Database size estimation
WorldServer can handle extremely large amounts of data. However, it is essential to estimate the amount of content that a WorldServer installation might be required to handle and to provide adequate hardware, including storage capacity. The estimation of storage requirements depends on factors such as the type of data to be used, the number of target languages supported, or typical user activity patterns.
- Translation memories (TMs)
- Terminology databases (TDs)
- Segmented assets
Translation memories
You can measure translation memory size either in words or in entries, where an entry usually contains a single sentence. The average English sentence contains 15 to 20 words. An analysis of customer translation memories performed by SDL confirmed this range, with the average word count being 17 words per sentence.

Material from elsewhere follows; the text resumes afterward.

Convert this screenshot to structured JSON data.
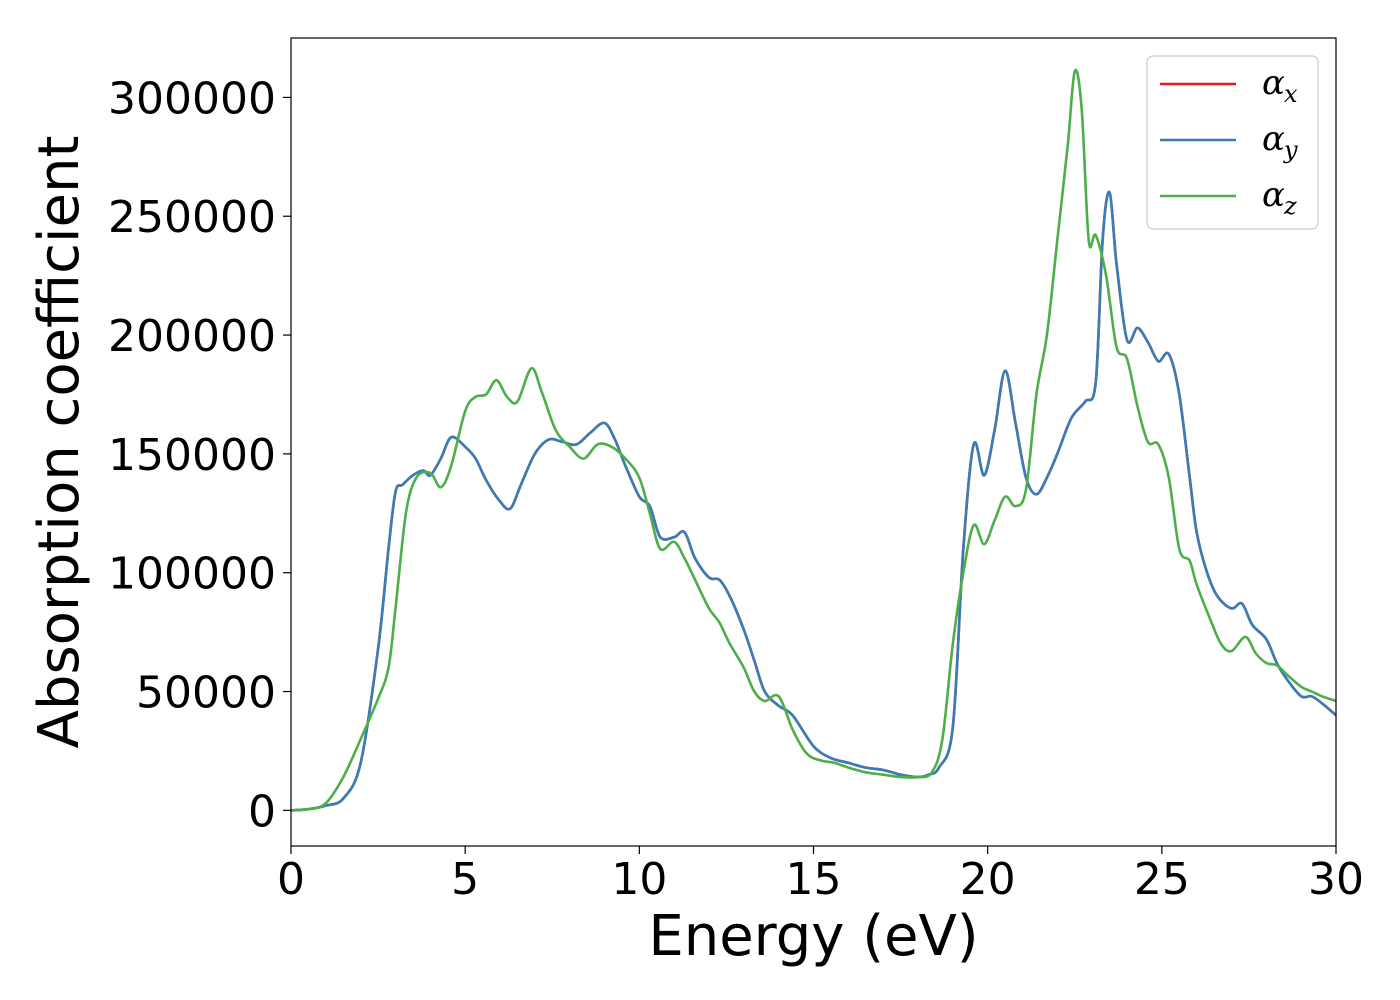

If you measure the size of a translation memory in the number of entries, you can use the following formula to calculate the number of words:
TM words = 17 * TM entries
To estimate the disk space required for a translation memory, you should multiply the total translation memory size in thousands of entries by a space factor that needs to be calculated experimentally and is database dependent.
If you do not have any existing translation memories, you can estimate the future translation memory size from the number of words you expect to translate, using the formula presented earlier.
Customers using the file types introduced in WorldServer and processed by the File Type Support (FTS) Server should expect their translation memory size to increase compared to that of TMs created with legacy WorldServer filters. This size increase should be covered by the formula change described in the CONTENT entry for the estimate guidance presented later in this topic.
Terminology databases
Terminology database (TD or termbase) size is measured in number of entries. Entries usually contain one source term and one or more target terms. In most cases, there is a one-to-one correspondence, but a terminology database entry might contain several target terms in several languages.
Segmented assets
WorldServer segments all content into textual and markup elements. Usually, segmentation is done on a sentence level; each sentence becomes a separate segment. WorldServer stores this information in its database and uses it as the representation of the internal document. Each asset (file) becomes a separate segmented document structure. The size of this structure corresponds directly to the size of the document and the amount of textual content it contains. The estimating factor in the final formula is based on markup language formats (.html, .xml, and so on). For binary data formats (.doc, .ppt) the space factor is much smaller because most of the binary data deals with formatting and does not get loaded into WorldServer.
Overhead
In addition to the three biggest storage contributors described earlier, there is also the overhead of keeping all other WorldServer information, including users, projects, workflows, and so on. This overhead is difficult to estimate because it depends on how you are using WorldServer. However, 1 GB of space is usually more than enough to cover the overhead for most WorldServer installations.